Numerous parasites are known for this species, and both juveniles and adults often carry heavy parasite loads. Known internal parasites include the monogenean Squalonchocotyle spinacis, the tapeworms Aporhynchus norvegicus, Lacistorhynchus tenuis, and Phyllobothrium squali, and the nematodes Anisakis simplex and Hysterothylacium aduncum. Some of these parasites use the velvet belly's prey as intermediate hosts and are acquired via ingestion, while others use the shark itself as an intermediate host. The barnacle Anelasma squalicola, an external parasite, attaches to the shark's dorsal spine socket and penetrates deeply into the muscle, in the process often providing an attachment site for a second (and rarely a third) barnacle. Infestation by this barnacle reduces its host's fecundity by impairing the development of the reproductive organs.

===Feeding===
As generalist predators, velvet bellies feed on crustaceans (e.g. pasiphaeid shrimp and krill), cephalopods (e.g. ommastrephid squid and sepiolids), and bony fishes (e.g. shads, barracudinas, lanternfishes, and pouts). Sharks off Italy also eat small amounts of nematodes, polychaete worms, and other cartilaginous fishes. Studies of velvet bellies off Norway and Portugal, and in the Rockall Trough, have found small sharks under 27 cm long feed mainly on the krill Meganyctiphanes norvegica and the small fish Maurolicus muelleri. As the sharks grow larger, their diets become more varied, consisting mainly of squid and the shrimp Pasiphaea tarda, as well fishes other than M. muelleri. It has been speculated that smaller velvet bellies may be too slow to catch fast-moving cephalopods. The cephalopod diet of adults overlaps with that of the Portuguese dogfish; the latter species may avoid competition with the velvet belly by living in deeper water. The bite force exerted by the velvet belly is only around 1 N.

===Life history===
The velvet belly is ovoviviparous, with the embryos hatching inside the uterus and being sustained by a yolk sac. The reproductive cycle may be two to three years long, with ovulation occurring in early autumn, fertilization in the summer (or possibly in the winter if females are capable of storing sperm), and parturition in late winter or early spring. The gestation period is under one year. The litter size is six to 20, with the number of young increasing with female size. At birth, the young measure 12–14 cm long. The shark's bioluminescence develops before birth; the yolk sac is fluorescent before any photophores have formed, suggesting the mother transfers luminescent materials to her offspring. The first luminous tissue appears when the embryo is 55 mm long, and the complete pattern is laid down by the time it is 95 mm long. At birth, the young shark is already capable of counter-illumination with 80% of its ventral surface luminescent.

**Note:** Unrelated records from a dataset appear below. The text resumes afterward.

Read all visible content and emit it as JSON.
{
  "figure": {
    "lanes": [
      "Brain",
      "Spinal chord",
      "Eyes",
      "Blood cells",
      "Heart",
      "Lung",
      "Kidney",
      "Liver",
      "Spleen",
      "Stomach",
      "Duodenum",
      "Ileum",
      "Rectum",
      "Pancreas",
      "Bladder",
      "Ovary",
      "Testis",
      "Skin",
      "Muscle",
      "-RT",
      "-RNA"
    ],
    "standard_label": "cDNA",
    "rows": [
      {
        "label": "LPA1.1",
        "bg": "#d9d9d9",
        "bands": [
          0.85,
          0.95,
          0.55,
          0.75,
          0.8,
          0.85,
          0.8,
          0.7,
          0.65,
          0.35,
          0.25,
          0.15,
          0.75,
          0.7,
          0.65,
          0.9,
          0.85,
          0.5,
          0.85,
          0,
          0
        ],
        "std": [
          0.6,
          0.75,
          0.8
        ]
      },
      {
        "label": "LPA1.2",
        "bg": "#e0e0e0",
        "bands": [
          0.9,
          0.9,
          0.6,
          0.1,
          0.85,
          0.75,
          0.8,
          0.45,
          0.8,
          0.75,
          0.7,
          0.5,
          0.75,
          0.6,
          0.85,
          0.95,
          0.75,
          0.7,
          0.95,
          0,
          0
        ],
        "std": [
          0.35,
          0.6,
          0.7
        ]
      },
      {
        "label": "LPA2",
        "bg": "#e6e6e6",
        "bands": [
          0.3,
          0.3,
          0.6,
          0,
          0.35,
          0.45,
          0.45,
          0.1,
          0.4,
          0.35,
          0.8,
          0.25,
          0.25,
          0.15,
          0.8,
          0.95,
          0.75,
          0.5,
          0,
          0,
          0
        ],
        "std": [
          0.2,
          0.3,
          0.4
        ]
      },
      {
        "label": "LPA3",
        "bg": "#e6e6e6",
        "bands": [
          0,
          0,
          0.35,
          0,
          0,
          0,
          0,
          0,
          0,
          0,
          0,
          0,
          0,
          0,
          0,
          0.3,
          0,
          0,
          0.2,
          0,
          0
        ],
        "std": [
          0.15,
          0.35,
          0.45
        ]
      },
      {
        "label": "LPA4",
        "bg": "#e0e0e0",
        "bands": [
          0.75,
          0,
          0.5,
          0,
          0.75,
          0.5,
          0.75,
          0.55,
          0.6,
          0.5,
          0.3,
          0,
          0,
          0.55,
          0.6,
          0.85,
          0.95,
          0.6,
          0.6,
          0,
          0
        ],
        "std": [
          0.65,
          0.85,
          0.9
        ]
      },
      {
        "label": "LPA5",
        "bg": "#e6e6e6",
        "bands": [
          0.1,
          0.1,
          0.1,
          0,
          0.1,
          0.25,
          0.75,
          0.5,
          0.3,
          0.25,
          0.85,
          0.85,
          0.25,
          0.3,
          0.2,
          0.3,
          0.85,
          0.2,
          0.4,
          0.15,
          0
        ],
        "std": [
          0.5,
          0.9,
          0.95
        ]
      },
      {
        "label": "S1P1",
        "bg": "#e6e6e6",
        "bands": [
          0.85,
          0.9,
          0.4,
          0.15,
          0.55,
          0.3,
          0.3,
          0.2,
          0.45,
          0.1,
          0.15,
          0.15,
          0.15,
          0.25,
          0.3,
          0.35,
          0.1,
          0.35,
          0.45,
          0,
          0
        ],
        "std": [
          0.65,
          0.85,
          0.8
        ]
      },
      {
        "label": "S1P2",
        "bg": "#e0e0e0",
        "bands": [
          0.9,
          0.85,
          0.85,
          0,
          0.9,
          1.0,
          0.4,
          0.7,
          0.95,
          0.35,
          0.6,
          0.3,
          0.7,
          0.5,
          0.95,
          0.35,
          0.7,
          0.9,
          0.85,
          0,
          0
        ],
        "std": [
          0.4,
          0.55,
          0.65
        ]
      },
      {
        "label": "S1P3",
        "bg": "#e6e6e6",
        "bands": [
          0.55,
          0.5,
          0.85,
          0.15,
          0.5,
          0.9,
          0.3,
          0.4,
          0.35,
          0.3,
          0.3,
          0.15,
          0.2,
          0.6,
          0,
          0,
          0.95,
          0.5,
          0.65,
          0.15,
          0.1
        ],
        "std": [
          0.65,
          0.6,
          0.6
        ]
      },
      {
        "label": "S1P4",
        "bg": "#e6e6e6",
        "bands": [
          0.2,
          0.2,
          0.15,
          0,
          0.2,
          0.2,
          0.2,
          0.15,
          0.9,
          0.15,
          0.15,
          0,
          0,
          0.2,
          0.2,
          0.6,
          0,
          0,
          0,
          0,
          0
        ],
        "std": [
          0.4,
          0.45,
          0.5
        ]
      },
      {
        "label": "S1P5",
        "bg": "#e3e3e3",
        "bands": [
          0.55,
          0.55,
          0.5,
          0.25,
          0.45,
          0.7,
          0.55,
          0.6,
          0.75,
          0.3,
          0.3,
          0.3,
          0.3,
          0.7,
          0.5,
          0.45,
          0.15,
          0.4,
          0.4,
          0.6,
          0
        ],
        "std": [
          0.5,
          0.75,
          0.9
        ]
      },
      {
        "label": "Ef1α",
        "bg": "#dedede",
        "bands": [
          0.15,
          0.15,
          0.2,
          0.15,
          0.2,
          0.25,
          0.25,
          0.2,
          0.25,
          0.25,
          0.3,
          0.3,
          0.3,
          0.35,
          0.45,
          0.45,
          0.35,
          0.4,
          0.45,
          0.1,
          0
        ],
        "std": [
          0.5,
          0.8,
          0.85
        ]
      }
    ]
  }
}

The growth rate of the velvet belly is slow, though faster than some other deep-sea sharks, such as the leafscale gulper shark (Centrophorus squamosus) or the shortspine spurdog (Squalus mitsukurii). Males mature sexually at 28–33 cm long and females at 34–36 cm long. The average age at maturity is 4.0 years for males and 4.7 years for females, though four-year-old mature individuals of both sexes have been caught in the wild, along with immature females over eight years old. Males and females eight and 11 years old, respectively, have been caught in the wild; the potential lifespan of this species has been estimated at 18 years for males and 22 years for females.

==Human interactions==
Throughout their range, substantial quantities of velvet bellies are caught as bycatch in bottom trawls meant for shrimp and lobsters, and deepwater longlines meant for other fish. Lacking commercial value, these sharks are almost always discarded with extremely high mortality, though occasionally they are dried and salted or made into fishmeal. The IUCN has listed the velvet belly under Least Concern overall, as its population remains stable across much of its range, and it is afforded some protection in the Mediterranean from a 2005 ban on bottom trawling below 1000 m. It has been assessed as Near Threatened, as its numbers have declined by almost 20% from 1970 to 1998-2004. The slow reproductive rate of this species limits its capacity to recover from population depletion.